Oh yes. Dual-shielding Paladins with Ninja secondary Job to force the enemies to attack only them and healers that heal the whole group for 9999 with spread-Cura. :/
Yes, games with job systems could be narratively weaker than games with fixed classes, because characters may feel too similar to each other / generic. That was one reason why I asked the question about character-specific skills or giving them more pronounced statistical biases, so that while they may be used in any class, they are more useful in certain ones, differentiating them and giving them more character. Distinct personality quirks would also help.
Actually, the original idea for my game addressed this(it has since changed drastically, to the point it's an entirely new game. However I am still planning on making the original concept at a later date, lol). The game had 4 characters and 16 classes. Each character had access to 6 to 8 classes (One character could access 6, one had access to 8, and the other two had access to 7 each). The classes were split into "Archetypes" or Arcane, Primal, Divine, and Martial, as well as into "Roles" of Damage, Defender, Healer, and Support. Each of the characters was assigned one Archetype and Role (Arcane/Damage, Primal/Defender, Divine/Healer, and Martial/Support). The Arcane, Primal, and Divine Archetypes all had one class for each Archetype, while the Martial Archetype had two Damage classes but no Healer. So, for example, the Arcane/Damage character had access to the four Arcane classes and the four Damage classes outside the Arcane Archetype.
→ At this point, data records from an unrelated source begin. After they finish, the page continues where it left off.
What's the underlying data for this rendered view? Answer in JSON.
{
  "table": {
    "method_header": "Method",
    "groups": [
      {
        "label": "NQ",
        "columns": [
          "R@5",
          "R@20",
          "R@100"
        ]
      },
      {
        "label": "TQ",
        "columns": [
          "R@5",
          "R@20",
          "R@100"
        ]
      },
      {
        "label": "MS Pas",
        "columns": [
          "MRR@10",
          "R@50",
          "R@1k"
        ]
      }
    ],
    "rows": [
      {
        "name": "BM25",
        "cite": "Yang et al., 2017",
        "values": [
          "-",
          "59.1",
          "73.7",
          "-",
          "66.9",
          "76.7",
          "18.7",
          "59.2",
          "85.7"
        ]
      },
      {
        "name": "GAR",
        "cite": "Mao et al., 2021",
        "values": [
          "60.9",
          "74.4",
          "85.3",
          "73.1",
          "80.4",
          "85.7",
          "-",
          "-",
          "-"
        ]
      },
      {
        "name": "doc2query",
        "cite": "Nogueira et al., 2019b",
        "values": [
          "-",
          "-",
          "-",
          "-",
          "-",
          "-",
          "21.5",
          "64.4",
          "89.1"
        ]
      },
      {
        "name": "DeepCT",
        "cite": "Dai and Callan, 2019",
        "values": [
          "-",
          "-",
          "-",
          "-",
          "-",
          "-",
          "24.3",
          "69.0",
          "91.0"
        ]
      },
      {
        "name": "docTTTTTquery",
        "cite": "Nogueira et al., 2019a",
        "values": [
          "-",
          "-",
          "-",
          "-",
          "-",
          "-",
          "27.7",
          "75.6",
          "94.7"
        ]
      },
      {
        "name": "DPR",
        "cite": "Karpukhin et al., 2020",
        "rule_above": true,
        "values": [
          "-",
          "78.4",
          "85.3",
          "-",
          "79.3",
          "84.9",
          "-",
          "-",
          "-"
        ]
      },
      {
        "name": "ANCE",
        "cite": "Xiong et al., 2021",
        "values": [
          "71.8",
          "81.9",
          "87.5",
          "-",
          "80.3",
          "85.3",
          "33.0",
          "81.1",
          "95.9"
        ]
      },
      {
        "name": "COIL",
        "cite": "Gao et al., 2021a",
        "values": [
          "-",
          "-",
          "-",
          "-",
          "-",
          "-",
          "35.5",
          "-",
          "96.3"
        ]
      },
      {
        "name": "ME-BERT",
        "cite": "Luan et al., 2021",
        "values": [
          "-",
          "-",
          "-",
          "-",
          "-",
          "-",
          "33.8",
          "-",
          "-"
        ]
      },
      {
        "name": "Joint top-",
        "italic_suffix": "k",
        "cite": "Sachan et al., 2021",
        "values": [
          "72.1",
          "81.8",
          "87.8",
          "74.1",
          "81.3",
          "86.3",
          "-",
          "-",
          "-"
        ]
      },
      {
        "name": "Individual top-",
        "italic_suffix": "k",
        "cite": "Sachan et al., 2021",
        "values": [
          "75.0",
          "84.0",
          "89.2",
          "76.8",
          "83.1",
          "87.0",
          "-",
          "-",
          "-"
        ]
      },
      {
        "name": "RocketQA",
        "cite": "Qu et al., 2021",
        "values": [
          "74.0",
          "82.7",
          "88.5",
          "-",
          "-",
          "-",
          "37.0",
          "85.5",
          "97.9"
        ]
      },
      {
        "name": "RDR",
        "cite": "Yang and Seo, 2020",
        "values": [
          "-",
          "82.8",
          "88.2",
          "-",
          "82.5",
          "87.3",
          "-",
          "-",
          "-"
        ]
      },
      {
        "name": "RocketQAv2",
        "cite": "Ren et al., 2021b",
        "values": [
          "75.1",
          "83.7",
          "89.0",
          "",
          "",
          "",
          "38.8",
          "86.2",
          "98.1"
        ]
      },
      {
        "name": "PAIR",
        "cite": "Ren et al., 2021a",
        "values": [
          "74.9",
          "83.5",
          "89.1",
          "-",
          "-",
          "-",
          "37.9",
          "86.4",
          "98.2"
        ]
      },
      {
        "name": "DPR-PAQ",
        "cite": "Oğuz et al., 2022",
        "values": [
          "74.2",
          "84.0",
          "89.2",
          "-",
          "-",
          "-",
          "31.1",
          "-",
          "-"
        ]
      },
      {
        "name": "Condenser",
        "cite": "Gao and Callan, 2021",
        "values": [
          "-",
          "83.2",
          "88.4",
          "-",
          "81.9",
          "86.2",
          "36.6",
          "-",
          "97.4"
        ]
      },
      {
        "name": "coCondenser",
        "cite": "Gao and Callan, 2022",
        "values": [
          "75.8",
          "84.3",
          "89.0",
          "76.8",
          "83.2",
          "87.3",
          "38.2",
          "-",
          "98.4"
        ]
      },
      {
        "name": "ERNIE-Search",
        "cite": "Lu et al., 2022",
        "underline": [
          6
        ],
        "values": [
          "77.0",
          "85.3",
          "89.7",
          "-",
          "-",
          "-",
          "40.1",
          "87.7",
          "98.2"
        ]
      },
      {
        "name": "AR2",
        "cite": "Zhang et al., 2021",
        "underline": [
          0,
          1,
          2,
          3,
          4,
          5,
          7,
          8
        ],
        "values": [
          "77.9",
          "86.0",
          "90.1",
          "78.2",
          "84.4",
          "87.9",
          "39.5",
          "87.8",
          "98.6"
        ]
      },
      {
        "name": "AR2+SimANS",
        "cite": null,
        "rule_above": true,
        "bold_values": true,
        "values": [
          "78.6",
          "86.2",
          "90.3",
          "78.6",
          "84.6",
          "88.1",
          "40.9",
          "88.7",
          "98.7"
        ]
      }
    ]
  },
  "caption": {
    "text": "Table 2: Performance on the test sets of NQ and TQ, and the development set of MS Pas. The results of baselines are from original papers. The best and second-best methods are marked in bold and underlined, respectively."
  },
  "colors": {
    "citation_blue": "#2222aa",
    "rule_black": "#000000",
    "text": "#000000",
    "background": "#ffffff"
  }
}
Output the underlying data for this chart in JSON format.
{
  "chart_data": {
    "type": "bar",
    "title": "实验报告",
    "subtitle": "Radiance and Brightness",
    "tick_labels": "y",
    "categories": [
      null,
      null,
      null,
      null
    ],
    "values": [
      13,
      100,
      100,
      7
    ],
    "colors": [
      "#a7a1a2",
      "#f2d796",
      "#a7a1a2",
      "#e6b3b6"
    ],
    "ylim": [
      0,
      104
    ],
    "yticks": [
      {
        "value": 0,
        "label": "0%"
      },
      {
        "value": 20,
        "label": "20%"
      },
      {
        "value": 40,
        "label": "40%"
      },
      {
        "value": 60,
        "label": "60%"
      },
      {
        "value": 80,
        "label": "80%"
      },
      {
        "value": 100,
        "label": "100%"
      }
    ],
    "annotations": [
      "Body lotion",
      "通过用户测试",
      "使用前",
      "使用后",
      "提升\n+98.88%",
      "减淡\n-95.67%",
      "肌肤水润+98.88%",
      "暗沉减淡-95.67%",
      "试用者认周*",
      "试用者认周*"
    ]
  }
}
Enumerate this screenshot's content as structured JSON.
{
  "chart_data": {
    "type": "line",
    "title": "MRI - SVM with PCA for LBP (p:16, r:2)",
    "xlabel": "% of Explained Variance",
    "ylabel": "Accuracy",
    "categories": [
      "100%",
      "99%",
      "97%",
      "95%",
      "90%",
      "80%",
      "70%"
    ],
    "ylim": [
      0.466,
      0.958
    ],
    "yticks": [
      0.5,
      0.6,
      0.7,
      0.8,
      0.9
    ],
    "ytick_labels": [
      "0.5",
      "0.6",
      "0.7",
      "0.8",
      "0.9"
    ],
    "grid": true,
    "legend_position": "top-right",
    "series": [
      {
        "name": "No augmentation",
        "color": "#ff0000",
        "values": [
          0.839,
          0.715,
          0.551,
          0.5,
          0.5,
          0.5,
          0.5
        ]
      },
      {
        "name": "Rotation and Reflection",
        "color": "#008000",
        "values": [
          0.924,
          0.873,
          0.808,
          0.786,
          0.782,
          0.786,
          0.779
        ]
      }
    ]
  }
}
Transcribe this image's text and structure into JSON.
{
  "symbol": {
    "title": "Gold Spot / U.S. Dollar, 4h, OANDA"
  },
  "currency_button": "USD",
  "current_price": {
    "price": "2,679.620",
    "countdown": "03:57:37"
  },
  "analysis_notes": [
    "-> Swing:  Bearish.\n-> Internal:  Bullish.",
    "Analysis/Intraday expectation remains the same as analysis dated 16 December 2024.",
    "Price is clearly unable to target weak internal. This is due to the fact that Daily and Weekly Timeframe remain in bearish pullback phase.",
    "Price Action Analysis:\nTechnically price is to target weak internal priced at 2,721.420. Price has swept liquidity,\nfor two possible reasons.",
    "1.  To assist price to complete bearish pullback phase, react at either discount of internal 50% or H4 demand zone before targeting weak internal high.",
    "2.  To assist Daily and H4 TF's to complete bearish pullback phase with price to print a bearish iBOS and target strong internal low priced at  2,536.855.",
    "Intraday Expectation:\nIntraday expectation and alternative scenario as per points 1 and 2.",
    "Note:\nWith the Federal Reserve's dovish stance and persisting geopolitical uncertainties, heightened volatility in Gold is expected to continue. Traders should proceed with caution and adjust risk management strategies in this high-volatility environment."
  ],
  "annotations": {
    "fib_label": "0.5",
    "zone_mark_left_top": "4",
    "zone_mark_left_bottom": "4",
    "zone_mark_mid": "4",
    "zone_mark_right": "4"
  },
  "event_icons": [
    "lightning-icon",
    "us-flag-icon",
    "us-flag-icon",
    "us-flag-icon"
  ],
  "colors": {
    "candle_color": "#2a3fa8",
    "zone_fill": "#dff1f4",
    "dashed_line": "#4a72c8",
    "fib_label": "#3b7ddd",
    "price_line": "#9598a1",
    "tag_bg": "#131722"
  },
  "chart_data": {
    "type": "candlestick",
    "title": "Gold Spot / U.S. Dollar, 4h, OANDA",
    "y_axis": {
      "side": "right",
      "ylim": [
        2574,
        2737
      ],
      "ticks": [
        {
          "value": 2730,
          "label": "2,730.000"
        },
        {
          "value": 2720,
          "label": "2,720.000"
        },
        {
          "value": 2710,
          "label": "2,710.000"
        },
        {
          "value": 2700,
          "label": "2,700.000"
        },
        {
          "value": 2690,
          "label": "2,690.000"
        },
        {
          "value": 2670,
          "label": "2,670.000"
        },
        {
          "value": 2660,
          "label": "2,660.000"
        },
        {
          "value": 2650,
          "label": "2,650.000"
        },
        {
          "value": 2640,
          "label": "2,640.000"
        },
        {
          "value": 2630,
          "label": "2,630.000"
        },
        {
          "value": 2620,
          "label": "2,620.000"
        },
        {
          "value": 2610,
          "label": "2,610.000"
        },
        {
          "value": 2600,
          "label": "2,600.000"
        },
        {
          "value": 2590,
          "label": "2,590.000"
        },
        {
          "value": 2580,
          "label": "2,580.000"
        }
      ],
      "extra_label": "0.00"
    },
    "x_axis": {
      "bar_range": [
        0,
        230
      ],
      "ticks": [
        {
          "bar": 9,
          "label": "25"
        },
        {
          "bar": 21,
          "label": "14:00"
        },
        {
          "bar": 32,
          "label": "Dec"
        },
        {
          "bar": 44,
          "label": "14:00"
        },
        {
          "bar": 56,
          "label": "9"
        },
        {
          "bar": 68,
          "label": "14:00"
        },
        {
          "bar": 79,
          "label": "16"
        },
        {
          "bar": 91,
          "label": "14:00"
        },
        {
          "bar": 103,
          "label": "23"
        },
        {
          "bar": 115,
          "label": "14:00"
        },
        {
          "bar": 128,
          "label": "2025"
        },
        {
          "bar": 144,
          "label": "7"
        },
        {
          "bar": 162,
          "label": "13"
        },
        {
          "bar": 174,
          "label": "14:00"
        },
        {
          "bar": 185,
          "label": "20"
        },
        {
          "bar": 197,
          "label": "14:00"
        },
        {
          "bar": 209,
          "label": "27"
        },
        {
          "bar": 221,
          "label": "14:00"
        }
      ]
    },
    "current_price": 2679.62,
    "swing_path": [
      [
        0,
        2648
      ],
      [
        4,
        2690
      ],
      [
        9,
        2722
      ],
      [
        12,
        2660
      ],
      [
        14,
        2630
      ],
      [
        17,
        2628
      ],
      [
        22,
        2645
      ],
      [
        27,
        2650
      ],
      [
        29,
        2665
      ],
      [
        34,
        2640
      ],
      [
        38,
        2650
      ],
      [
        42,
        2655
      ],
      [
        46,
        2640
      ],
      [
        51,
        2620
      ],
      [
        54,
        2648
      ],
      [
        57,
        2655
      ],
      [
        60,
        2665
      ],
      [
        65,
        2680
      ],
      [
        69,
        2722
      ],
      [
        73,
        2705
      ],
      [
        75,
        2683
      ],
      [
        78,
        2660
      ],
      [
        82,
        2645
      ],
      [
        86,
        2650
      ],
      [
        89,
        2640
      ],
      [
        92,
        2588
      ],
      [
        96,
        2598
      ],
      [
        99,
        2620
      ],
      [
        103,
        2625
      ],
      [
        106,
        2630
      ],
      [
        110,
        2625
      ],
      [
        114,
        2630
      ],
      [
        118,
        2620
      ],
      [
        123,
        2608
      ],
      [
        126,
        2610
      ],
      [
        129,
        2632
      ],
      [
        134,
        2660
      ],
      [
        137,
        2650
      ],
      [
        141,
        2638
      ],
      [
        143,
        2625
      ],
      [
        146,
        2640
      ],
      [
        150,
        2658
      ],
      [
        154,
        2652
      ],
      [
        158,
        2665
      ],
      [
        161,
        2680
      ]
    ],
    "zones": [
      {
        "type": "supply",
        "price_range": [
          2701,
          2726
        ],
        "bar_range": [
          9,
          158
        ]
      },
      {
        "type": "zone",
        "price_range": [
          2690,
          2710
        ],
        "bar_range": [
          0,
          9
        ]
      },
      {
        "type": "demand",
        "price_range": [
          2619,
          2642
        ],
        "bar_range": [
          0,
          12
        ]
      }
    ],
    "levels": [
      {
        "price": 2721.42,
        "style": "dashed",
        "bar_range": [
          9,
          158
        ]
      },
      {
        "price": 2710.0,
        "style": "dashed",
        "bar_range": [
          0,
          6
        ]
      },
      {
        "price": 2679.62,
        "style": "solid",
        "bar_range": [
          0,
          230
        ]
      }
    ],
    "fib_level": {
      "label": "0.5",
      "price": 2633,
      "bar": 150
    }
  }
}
However, despite the fact that there was a large amount of overlap in the true classes, each character had their own unique flavor for their specific class. For example, the Arcane/Defender class had a different flavor for the Arcane/Damage character than it did for the Primal/Defender character. The Tank character's version was more of a combination of Arcane and Primal for purposes of flavor. In the case of this class, the Arcane/Damage character took on the forms of Demons (Demonologist) to mitigate damage, while the Primal/Defender character called on animal spirits to aid them in doing the same (Animist). On the same hand, the Arcane/Damage character's Martial/Damage classes were more like spellswords than the Martial/Support character's versions (one was based off a staff-wielder like certain types of Monks, while the other was more like a Rogue).
While the Berserkers class is based around applying a "Bleed" effect. When the enemy is under the bleed effect, the berserker gained stat bonuses, crit%+, etc. so your goal with the class is to stack bleed and have high damage output.
The berserker is also limited to light armor and uses axes.
Hehe- I've got a Barbarian-type class, too, though revolving around a different mechanic. Rather than basing it around Bleed (one of my other classes already fits that), my Barbarin class, called the Soulrager, focuses on management of a "Fury" buff. Most of their skills build or require a certain amount of Fury (and their Ultimate skill aids in this). Fury raises the damage the user deals with each stack (it begins with a small boost to ATK and MAT), but also decreases the Soulrager's defenses and Accuracy (this gets to the point where, at the Fury stack cap, they have essentially 0 defense, Fury reducing defense by 5 in a game where before buffs you'll only ever see 5 defense if you min-max for it (weanwhile that same combination nets you only 3 attack, 0 magic attack, and 0 agility, not to mention the resource mechanic that can reduce defense even further if you're not careful in managing it (at the advantage of extra attack. At most, the resource mechanic boosts the user's attacks by 6 at the cost of lowering their defenses by another 3. Just keep in mind that enemies utilize the same resource mechanic and with at most 34 health, an extra 5+ damage per hit is huge. Though the stats do have a minimum of 0.)
...Yes. My game revolves around quick, though none-the-less strategic (hopefully. Still in early development), combat. It's kind of like Paper Mario: Thousand-Year Door, but with more thought in available choices.